La ESO se reduce un año y los jóvenes tendrán que decidir antes si su futuro pasa por la Formación Profesional de Grado Medio o por el Bachillerato, que ahora durará tres cursos. Además, se elimina "Educación para la Ciudadanía y los Derechos Humanos" y a cambio se crea "Educación Cívica y Constitucional". La reforma presentada este pasado martes por el ministro de Educación, Cultura y Deporte, José Ignacio Wert, ya tiene las primeras reacciones. Para Augusto Serrano, coordinador de Política Educativa de STE-CLM, estas medidas dadas a conocer por el Gobierno central tienen un objetivo «loable» que es atajar tanto el fracaso como el abandono escolar, pero desde el sindicato de Trabajadores y Trabajadoras de la Enseñanza no están del todo contentos. A su juicio, los cambios se tendrían que abordar antes, «cuando se empiezan a gestar los problemas, en los últimos años de Primaria y los primeros de Secundaria». Como insiste, «si en esta etapa no se toman medidas, no se podrán arreglar los problemas a pesar de eliminar un año de la ESO».

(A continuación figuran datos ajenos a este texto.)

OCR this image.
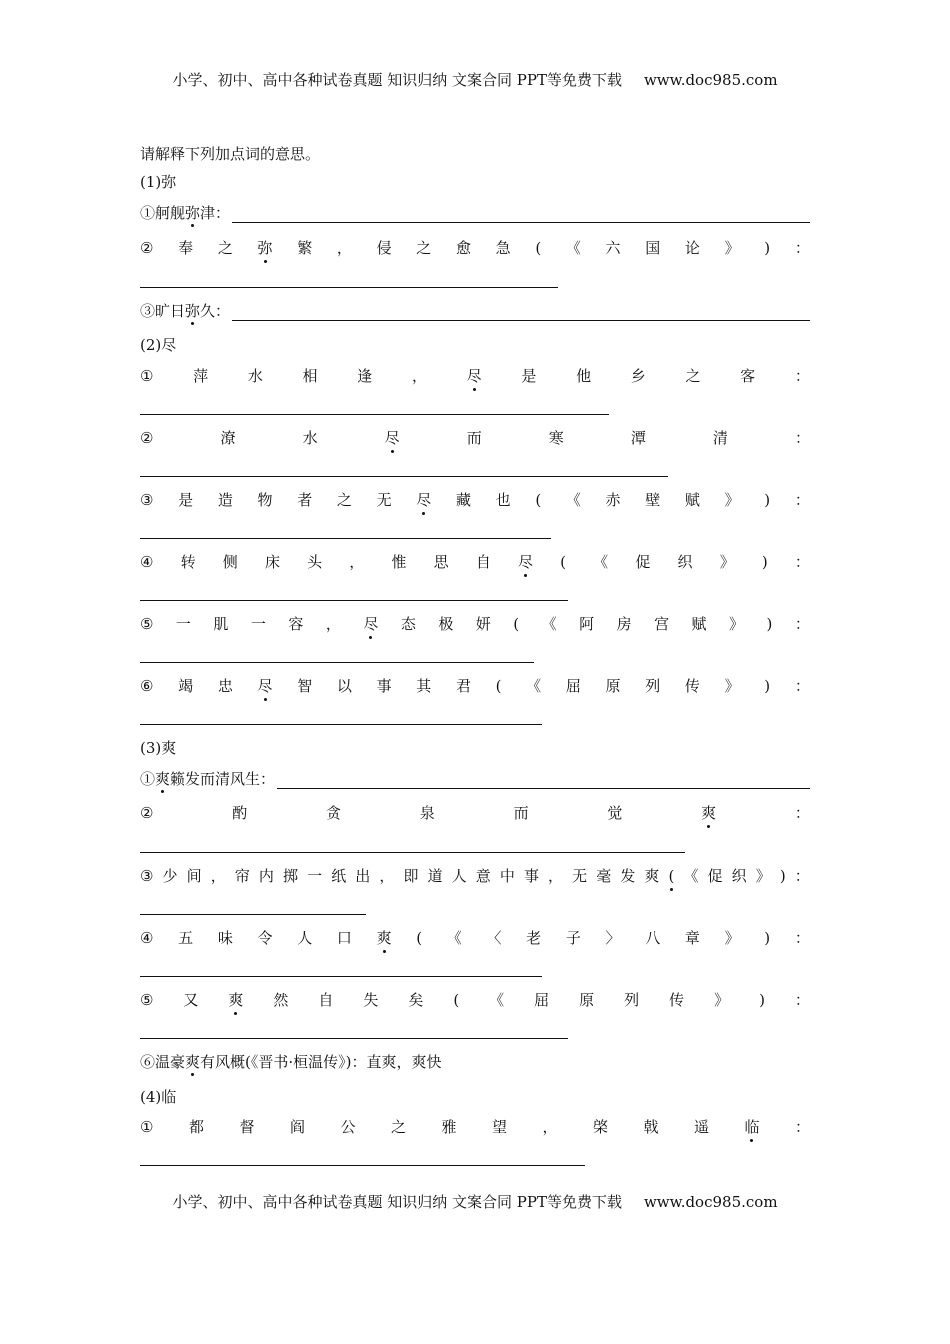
小学、初中、高中各种试卷真题 知识归纳 文案合同 PPT等免费下载 www.doc985.com
请解释下列加点词的意思。
(1)弥
①舸舰弥津：
② 奉 之 弥 繁 ， 侵 之 愈 急 ( 《 六 国 论 》 ) ：
③旷日弥久：
(2)尽
①	萍	水	相	逢	，	尽	是	他	乡	之	客	：
②	潦	水	尽	而	寒	潭	清	：
③ 是 造 物 者 之 无 尽 藏 也 ( 《 赤 壁 赋 》 ) ：
④ 转 侧 床 头 ， 惟 思 自 尽 ( 《 促 织 》 ) ：
⑤ 一 肌 一 容 ， 尽 态 极 妍 ( 《 阿 房 宫 赋 》 ) ：
⑥ 竭 忠 尽 智 以 事 其 君 ( 《 屈 原 列 传 》 ) ：
(3)爽
①爽籁发而清风生：
②	酌	贪	泉	而	觉	爽	：
③ 少 间 ， 帘 内 掷 一 纸 出 ， 即 道 人 意 中 事 ， 无 毫 发 爽 ( 《 促 织 》 ) ：
④ 五 味 令 人 口 爽 ( 《 〈 老 子 〉 八 章 》 ) ：
⑤ 又 爽 然 自 失 矣 ( 《 屈 原 列 传 》 ) ：
⑥温豪爽有风概(《晋书·桓温传》)：直爽，爽快
(4)临
① 都 督 阎 公 之 雅 望 ， 棨 戟 遥 临 ：
小学、初中、高中各种试卷真题 知识归纳 文案合同 PPT等免费下载 www.doc985.com
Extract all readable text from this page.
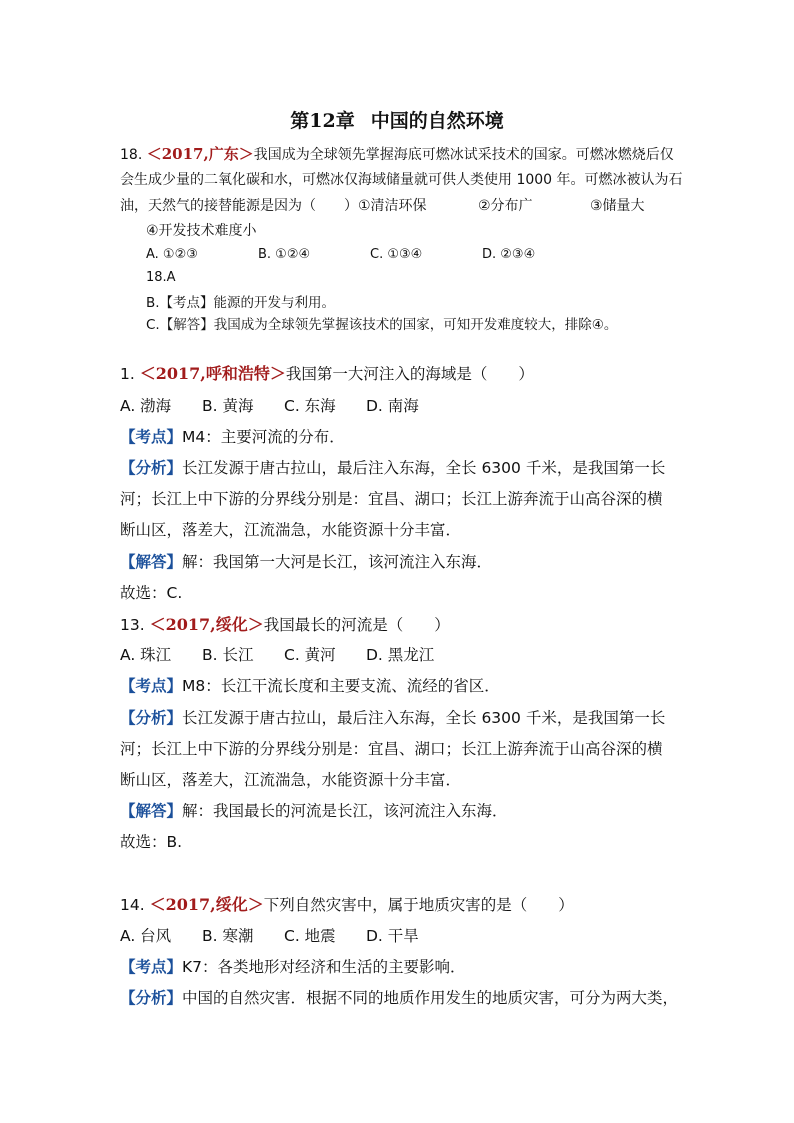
第12章 中国的自然环境
18. ＜2017,广东＞我国成为全球领先掌握海底可燃冰试采技术的国家。可燃冰燃烧后仅
会生成少量的二氧化碳和水，可燃冰仅海域储量就可供人类使用 1000 年。可燃冰被认为石
油，天然气的接替能源是因为（　　）①清洁环保	②分布广	③储量大
④开发技术难度小
A. ①②③	B. ①②④	C. ①③④	D. ②③④
18.A
B.【考点】能源的开发与利用。
C.【解答】我国成为全球领先掌握该技术的国家，可知开发难度较大，排除④。
1. ＜2017,呼和浩特＞我国第一大河注入的海域是（　　）
A. 渤海 B. 黄海 C. 东海 D. 南海
【考点】M4：主要河流的分布．
【分析】长江发源于唐古拉山，最后注入东海，全长 6300 千米，是我国第一长
河；长江上中下游的分界线分别是：宜昌、湖口；长江上游奔流于山高谷深的横
断山区，落差大，江流湍急，水能资源十分丰富．
【解答】解：我国第一大河是长江，该河流注入东海．
故选：C.
13. ＜2017,绥化＞我国最长的河流是（　　）
A. 珠江 B. 长江 C. 黄河 D. 黑龙江
【考点】M8：长江干流长度和主要支流、流经的省区．
【分析】长江发源于唐古拉山，最后注入东海，全长 6300 千米，是我国第一长
河；长江上中下游的分界线分别是：宜昌、湖口；长江上游奔流于山高谷深的横
断山区，落差大，江流湍急，水能资源十分丰富．
【解答】解：我国最长的河流是长江，该河流注入东海．
故选：B.
14. ＜2017,绥化＞下列自然灾害中，属于地质灾害的是（　　）
A. 台风 B. 寒潮 C. 地震 D. 干旱
【考点】K7：各类地形对经济和生活的主要影响．
【分析】中国的自然灾害．根据不同的地质作用发生的地质灾害，可分为两大类，
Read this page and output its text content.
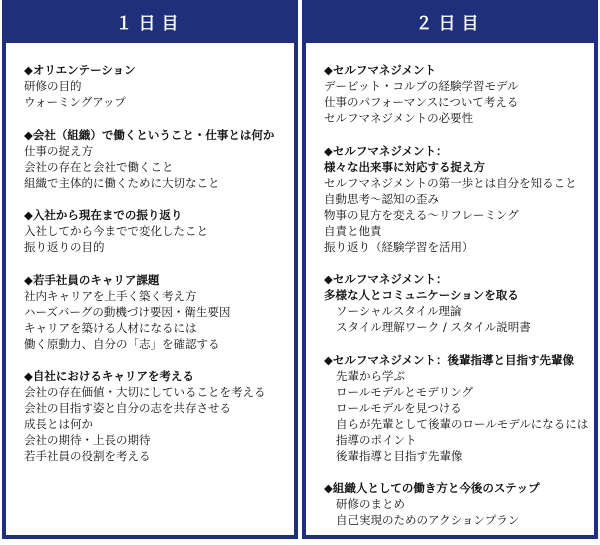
１日目
◆オリエンテーション
研修の目的
ウォーミングアップ
◆会社（組織）で働くということ・仕事とは何か
仕事の捉え方
会社の存在と会社で働くこと
組織で主体的に働くために大切なこと
◆入社から現在までの振り返り
入社してから今までで変化したこと
振り返りの目的
◆若手社員のキャリア課題
社内キャリアを上手く築く考え方
ハーズバーグの動機づけ要因・衛生要因
キャリアを築ける人材になるには
働く原動力、自分の「志」を確認する
◆自社におけるキャリアを考える
会社の存在価値・大切にしていることを考える
会社の目指す姿と自分の志を共存させる
成長とは何か
会社の期待・上長の期待
若手社員の役割を考える
２日目
◆セルフマネジメント
デービット・コルブの経験学習モデル
仕事のパフォーマンスについて考える
セルフマネジメントの必要性
◆セルフマネジメント：
様々な出来事に対応する捉え方
セルフマネジメントの第一歩とは自分を知ること
自動思考～認知の歪み
物事の見方を変える～リフレーミング
自責と他責
振り返り（経験学習を活用）
◆セルフマネジメント：
多様な人とコミュニケーションを取る
ソーシャルスタイル理論
スタイル理解ワーク / スタイル説明書
◆セルフマネジメント：後輩指導と目指す先輩像
先輩から学ぶ
ロールモデルとモデリング
ロールモデルを見つける
自らが先輩として後輩のロールモデルになるには
指導のポイント
後輩指導と目指す先輩像
◆組織人としての働き方と今後のステップ
研修のまとめ
自己実現のためのアクションプラン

Aseguran que el ministro «parte de un grave error para acabar con el abandono escolar y mejorar la calidad de la enseñanza: reformar el último curso de la ESO, prolongando un curso más el Bachillerato y los ciclos de FP de grado medio, y no entrando a tratar de solucionar el problema en sus raíces, pues hay que mejorar la enseñanza en el verdadero lugar en el que empieza a gestarse el abandono escolar, en los últimos cursos de la Educación Primaria y en los primeros de la ESO».
En cuanto a la asignatura de "Educación para la Ciudadanía", Serrano considera que el Ejecutivo central ha dado «respuesta a los sectores más conservadores de la sociedad española, que fueron los únicos que se mostraron en contra de esta asignatura y que estuvieron capitaneados por la Iglesia Católica». Tal y como explica, «el Ministerio de Educación ha cedido ante estos sectores y ha alejado de la escuela el conocimiento de la realidad». Todo ello a pesar de que «el Tribunal Supremo ya sentenció que tratar los temas que se incluyen en el currículum de esta asignatura en las escuelas e institutos no vulnera el derecho de los padres a que sus hijos reciban la educación moral que ellos deseen».
Sobre el profesorado, desde este sindicato educativo han condenado que el objetivo de lograr un Estatuto del Profesorado «ha fracasado anteriormente por querer dividir al profesorado, enfrentarlo y obligarlo a competir entre sí para ganar más dinero, olvidando que la enseñanza debe ser un trabajo en equipo del profesorado».
Así las cosas, desde STE confían en que el ministro convoque de forma inmediata a la Mesa Sectorial de Educación para poder hacerle llegar directamente sus propuestas y tratar de lograr acuerdos que puedan servir para mejorar el sistema educativo público.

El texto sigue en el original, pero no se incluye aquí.